Gestalten Sie Ihr Schinken- und Fleischangebot vielfältig und ansprechend, beispielsweise mit einer „Spargel-Schlemmer-Ecke“ in Ihrem Verkaufsraum. Verschiedene Dekorationen aus weißen und grünen Spargelstangen machen den Kunden auf Ihr Spezialsortiment zur Spargelzeit aufmerksam. Auch an der Bedientheke können Sie Ihren Kunden die Entscheidung über die besten Schinkensorten zur Spargelzeit erleichtern. Wenn der Spargel gemeinsam mit den aufgeschnittenen Schinkenscheiben auf einer Platte präsentiert den Mittelpunkt der saisonal dekorierten Thekenauslage bildet, wird das Edelgemüse zum verkaufsfördernden Blickfang. Spielen Sie die Beratungskompetenz von Ihnen und Ihren Mitarbeitern voll aus, indem Sie Kunden die verschiedenen Vorzüge Ihrer Schinkenspezialitäten erläutern oder Rezepttipps für den perfekten Spargelgenuss geben.
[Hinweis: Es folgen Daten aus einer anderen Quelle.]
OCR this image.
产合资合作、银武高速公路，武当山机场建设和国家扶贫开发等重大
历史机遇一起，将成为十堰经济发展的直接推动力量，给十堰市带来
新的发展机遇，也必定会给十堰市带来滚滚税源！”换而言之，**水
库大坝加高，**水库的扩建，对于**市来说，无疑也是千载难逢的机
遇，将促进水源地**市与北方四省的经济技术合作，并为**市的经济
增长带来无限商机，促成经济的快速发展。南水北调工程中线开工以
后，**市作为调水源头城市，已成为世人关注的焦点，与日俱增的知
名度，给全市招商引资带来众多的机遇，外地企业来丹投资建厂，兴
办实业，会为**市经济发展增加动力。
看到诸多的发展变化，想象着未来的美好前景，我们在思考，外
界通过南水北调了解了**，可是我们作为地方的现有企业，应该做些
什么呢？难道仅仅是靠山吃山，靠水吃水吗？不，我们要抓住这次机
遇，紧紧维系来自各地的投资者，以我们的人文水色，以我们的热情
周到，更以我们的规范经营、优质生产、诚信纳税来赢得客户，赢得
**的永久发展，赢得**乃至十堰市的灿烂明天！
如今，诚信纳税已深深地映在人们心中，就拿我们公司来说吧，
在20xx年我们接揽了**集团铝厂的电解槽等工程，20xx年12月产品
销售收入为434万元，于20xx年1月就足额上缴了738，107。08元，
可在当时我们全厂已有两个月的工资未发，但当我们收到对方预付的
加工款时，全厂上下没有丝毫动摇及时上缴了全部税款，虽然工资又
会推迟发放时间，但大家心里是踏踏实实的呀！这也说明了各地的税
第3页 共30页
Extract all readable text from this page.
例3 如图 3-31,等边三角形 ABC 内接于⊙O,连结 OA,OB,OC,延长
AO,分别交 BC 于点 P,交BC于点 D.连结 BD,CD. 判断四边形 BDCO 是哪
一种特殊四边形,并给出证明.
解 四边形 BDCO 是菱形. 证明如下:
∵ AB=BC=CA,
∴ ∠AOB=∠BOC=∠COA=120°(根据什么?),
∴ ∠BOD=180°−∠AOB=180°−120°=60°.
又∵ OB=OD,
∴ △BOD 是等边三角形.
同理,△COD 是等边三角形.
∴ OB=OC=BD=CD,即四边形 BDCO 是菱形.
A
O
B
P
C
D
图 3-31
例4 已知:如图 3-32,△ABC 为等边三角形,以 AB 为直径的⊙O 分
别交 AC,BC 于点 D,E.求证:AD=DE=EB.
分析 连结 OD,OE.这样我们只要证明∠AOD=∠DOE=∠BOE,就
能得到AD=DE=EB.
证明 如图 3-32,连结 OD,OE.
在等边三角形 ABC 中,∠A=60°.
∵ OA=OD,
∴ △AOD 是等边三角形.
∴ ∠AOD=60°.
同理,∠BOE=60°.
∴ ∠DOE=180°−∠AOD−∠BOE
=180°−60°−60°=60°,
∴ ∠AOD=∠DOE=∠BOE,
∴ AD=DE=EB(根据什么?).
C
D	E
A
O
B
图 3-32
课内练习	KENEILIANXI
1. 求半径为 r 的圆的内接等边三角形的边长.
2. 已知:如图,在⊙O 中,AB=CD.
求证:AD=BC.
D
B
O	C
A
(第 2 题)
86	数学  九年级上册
Sie können Ihre Kunden darüber hinaus mit neuen, fantasievollen Spargelrezepten überraschen, die Sie als Handzettel auslegen. Auf den angegebenen Internetseiten finden Sie zahlreiche kreative Möglichkeiten, Spargel neu zu entdecken. Viele Kunden sind zudem dankbar, wenn Sie Ihnen Tipps zur richtigen Zubereitung und Lagerung des Spargels geben können. Das gehört in Ihrem Geschäft schließlich zum guten Kundenservice. Vermitteln Sie doch einmal wissenswerte Informationen über den Spargel, indem Sie beispielsweise „Tipps und Infos rund um den Spargel“ oder „Fit mit Spargel“-Kärtchen als Flyer auslegen.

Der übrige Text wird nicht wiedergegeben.